Senior Projects can be rough from an IP standpoint. I'm not speaking as a lawyer, but I am speaking as someone who manages many senior projects and is in the middle of working out the IP status of the students with our univ counsel.
For your specific case, we're missing some of the specific details, like exactly what were the resources put into the project, etc, and exactly what were the circumstances and communications involved (please don't provide that as comment -- I'm not particularly interested, but will try to cover a variety of scenarios and you can place yourself in whatever box you see as appropriate).
My recommendation is if you worked on this FOR a specific lab or department, and they helped you evaluate and debug, and no discussions of ownership took place a priori, and the ONLY possible users are the people you've been working with, then I would allow them to keep using your code without charge REGARDLESS of whatever legitimate IP claims you actually have, and chalk it up to experience and lessons learned. If the groups needs any further development or support, let them know that you're willing to handle it on a consultant basis. Note this has nothing to do with what's legal or what your real claims are. It has to do with professionalism, making payments and deliverables clear before work is started, leaving behind a swath of people who feel good about working with you as opposed to people who regret having worked with you.

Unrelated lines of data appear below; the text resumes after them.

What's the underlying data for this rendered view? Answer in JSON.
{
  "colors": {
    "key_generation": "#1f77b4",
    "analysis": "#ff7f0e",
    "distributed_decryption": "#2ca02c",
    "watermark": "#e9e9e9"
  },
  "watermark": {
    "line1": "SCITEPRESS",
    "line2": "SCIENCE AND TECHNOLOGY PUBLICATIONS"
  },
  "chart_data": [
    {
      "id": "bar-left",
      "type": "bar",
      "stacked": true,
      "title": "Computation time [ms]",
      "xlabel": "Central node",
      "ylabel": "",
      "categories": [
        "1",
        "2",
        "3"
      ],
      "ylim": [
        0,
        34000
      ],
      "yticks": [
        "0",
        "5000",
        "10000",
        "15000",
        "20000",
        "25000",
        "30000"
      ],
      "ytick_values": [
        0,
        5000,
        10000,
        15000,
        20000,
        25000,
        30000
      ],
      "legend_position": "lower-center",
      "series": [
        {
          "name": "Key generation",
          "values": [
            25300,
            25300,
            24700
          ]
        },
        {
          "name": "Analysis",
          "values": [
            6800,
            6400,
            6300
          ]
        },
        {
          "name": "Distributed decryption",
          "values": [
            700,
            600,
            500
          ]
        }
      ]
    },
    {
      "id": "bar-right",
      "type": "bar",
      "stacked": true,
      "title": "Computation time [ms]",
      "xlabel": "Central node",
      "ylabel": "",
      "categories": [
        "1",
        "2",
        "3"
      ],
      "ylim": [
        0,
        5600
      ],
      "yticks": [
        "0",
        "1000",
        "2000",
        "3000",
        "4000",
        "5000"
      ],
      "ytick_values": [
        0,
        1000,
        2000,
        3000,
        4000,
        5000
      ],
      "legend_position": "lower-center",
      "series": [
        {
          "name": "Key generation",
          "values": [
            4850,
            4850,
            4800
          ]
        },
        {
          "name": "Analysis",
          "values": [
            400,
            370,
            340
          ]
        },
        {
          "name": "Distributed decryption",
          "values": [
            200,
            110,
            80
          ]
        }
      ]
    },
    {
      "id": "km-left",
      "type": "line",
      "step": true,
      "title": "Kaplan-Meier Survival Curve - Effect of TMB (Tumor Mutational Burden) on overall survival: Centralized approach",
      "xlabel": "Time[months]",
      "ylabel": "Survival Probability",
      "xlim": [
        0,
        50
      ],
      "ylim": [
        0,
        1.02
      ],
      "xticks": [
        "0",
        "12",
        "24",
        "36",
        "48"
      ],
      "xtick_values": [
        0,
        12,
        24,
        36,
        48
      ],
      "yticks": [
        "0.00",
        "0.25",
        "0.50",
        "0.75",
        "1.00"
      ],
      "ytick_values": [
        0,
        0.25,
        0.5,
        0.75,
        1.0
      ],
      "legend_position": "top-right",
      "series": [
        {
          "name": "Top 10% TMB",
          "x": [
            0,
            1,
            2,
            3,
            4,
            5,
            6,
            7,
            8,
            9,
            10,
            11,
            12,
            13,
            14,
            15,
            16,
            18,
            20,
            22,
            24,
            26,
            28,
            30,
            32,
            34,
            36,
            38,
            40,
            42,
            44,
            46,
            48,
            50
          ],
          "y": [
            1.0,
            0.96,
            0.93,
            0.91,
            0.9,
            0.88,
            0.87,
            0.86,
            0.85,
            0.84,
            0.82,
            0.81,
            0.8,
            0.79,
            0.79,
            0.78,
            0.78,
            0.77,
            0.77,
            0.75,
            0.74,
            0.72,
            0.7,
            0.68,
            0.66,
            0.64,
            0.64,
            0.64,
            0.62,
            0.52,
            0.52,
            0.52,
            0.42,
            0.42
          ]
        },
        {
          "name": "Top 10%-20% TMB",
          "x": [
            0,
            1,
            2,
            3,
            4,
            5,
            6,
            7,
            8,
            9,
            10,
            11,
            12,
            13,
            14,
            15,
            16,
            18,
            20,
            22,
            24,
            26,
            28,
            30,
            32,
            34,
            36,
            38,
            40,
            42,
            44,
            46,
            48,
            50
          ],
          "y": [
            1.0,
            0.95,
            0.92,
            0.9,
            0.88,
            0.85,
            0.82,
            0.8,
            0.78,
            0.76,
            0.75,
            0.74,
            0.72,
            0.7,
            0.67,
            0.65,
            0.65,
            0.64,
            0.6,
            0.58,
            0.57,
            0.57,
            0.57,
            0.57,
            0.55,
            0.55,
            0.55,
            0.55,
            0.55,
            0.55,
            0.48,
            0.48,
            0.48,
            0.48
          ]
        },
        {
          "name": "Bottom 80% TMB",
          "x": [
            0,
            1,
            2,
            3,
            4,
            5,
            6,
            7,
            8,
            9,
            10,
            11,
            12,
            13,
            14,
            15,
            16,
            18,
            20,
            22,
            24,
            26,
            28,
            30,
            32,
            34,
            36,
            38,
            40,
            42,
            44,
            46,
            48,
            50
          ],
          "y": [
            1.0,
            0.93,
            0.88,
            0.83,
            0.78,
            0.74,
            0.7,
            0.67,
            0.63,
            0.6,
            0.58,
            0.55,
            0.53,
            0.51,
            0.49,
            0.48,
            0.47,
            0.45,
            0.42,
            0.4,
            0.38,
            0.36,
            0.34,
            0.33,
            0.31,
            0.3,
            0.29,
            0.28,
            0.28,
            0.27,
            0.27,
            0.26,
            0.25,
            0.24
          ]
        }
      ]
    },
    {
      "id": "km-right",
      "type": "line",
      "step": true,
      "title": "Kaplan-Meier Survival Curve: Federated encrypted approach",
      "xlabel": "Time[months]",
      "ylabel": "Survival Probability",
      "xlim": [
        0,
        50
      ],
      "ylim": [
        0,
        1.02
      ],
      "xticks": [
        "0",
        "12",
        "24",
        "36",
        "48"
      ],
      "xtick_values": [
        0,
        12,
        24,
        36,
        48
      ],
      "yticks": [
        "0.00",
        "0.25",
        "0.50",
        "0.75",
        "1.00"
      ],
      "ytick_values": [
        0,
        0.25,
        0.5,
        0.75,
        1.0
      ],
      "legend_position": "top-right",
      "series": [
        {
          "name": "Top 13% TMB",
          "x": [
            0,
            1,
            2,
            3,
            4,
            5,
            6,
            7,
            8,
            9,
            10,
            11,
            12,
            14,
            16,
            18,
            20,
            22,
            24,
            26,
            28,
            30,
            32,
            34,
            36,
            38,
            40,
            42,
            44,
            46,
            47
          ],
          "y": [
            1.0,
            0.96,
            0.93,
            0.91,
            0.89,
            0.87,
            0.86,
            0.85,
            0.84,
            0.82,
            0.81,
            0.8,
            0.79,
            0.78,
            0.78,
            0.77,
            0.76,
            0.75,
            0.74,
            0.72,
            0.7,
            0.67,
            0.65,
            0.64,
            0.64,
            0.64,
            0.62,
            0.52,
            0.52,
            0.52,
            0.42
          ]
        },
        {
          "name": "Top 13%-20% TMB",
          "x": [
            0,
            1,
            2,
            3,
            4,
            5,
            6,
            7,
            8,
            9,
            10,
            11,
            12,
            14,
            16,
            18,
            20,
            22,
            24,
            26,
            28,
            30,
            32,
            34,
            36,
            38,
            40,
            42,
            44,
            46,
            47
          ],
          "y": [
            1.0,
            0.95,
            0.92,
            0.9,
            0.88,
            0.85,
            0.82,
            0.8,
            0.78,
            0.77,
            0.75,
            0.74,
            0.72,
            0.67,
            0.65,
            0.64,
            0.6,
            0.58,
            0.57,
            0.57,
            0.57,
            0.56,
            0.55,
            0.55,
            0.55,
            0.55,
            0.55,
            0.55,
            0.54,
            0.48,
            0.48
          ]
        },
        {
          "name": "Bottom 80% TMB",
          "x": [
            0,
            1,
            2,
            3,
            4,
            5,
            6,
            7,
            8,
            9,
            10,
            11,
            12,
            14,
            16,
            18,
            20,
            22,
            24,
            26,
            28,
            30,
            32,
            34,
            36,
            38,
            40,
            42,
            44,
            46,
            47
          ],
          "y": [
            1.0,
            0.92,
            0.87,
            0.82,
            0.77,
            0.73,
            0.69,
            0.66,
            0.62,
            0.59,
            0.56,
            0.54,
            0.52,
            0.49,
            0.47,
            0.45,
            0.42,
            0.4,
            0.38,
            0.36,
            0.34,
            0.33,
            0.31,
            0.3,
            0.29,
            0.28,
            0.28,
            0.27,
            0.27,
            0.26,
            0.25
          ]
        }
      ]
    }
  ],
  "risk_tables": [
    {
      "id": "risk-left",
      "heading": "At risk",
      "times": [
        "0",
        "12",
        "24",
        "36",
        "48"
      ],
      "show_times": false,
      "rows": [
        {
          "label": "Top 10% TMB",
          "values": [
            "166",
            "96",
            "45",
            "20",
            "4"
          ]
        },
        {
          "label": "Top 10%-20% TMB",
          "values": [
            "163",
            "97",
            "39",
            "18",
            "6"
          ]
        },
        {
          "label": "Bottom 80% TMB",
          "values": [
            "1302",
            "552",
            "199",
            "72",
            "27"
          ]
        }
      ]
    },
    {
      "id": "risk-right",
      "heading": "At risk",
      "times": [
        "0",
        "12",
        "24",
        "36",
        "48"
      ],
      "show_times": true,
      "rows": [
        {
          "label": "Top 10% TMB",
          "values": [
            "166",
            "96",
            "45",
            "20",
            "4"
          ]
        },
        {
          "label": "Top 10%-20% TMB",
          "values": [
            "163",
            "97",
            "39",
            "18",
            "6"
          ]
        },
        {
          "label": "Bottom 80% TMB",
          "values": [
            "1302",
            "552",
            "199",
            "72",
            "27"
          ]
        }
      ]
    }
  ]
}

If you really plan to develop your code, improve it, and market and sell it beyond the boundaries of that one department, then there may be clear disadvantages to just handing them your IP, and you should start a business and consult with a lawyer. Personally, I would think in that case your best bet, or at least a good option, is to formally grant the users non-exclusive use of the code at no cost, just to make it clear that you are holding on to your IP and not giving it away.
In all cases, you should make sure that if money is going to be made in the future with this code that you will be part of it or all of it! Thus, even if you decide to just let the department continue to use it, and have no plans to ever sell it elsewhere, you might want to go through the exercise of establishing a license, just to establish ownership in case the department ever wants to sell it on their own.
Of course, getting the right sort of licensing contract might just mean hiring a lawyer, and thus spending money. You'd have to figure out if that's worth it, unless there are some kind of templates out there.
In our own design course, we certainly don't want anyone taking advantage of our students from an IP perspective. That said, we have "customers" for every prototype we generate, and if we cut off our customers from the fruits of the project, we wouldn't have many future customers. We have had IP come out of the class, and some of the patents have been assigned to the university with students as inventors if the university has contributed substantial resources to the project, or if a faculty member is one of the inventors. Others, where the university has not contributed much in the way of resources, go to the students, who are free to do with it as they chose. Some have spun out businesses. In either case, we would NEVER cut the customer out from at least being able to USE the prototype. It would be shoddy.